Hay algunos audios de esos últimos años de Korneta: la voz quedada, con cierto marasmo, balbuceante. Un hombre un tanto empantanado en su propio andar: de excesos, drogas, noches. Pero también de amor y canciones. En vivo era dueño de una verba provocadora, densa; y esa figura morocha, grandota, narigona y canosa, –como un derviche suburbano– podía enredarse en monólogos sobre la libertad y el amor o empezar a gritar pidiendo whisky o droga. Hacia el final del libro Yuli cuenta, por ejemplo, que el vínculo con la villa nunca se había cortado y que Korneta, de alguna manera, percibió todo, que llegó a escribirlo en una poesía que le dejó. En “Pies cansados”, una canción que compuso en esos últimos años pero no llegó a grabar, dice: “Vi los pies cansados de un pueblo y una mirada oscura por qué no estaba el Sol/ no sé porque seguí ese camino, quizás porque reté a mi destino/ pero mis pies ya están cansados y esperan el momento sagrado para descansar”.

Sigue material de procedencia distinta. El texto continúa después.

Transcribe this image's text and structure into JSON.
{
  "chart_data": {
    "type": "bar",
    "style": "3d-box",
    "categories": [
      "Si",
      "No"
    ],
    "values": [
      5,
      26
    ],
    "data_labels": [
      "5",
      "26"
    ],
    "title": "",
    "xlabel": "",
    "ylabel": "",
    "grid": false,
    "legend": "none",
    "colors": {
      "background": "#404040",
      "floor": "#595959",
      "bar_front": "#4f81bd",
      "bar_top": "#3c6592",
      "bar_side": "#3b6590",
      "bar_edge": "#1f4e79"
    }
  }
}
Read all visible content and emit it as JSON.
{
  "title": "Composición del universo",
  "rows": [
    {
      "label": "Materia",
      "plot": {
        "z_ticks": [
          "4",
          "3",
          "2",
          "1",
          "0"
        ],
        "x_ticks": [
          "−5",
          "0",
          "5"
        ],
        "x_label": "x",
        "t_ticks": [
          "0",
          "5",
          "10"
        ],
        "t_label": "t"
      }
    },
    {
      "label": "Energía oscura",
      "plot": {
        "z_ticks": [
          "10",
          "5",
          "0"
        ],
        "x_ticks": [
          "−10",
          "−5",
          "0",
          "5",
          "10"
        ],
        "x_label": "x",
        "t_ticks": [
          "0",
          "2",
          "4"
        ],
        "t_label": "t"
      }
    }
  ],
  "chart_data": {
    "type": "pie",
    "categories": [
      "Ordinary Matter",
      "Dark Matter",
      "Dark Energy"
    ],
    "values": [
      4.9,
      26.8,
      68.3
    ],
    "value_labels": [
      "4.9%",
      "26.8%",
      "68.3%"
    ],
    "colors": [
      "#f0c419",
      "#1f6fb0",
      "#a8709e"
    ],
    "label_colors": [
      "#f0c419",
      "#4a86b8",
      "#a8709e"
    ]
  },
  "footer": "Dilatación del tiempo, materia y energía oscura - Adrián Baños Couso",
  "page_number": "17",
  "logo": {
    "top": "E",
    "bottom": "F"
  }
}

El 7 de mayo de 2004 se fue de su casa y el 12 murió, por un supuesto golpe en la cabeza. Hacía poco le había llegado, por fin, la segunda parte del disco doble, Tierra de sueños. Lo iban a presentar el 25 de ese mes en Cemento. Finalmente, después de una reunión la banda decidió tocar como trío. En los últimos pasajes de Rock Sudaka… Eli dice: “Él sabía que sus pensamientos eran libres y que él era más libre que sus pensamientos. No estaba atado a ningún cuento, él lo vivía (...) Es como cuando vos tirás una semilla y ves que prende en la tierra, no la podés abandonar a la plantita cuando está asomándose. Hubiese sido hasta antinatural abandonarlo, dejarlo inconcluso. Entonces decidí seguir adelante”.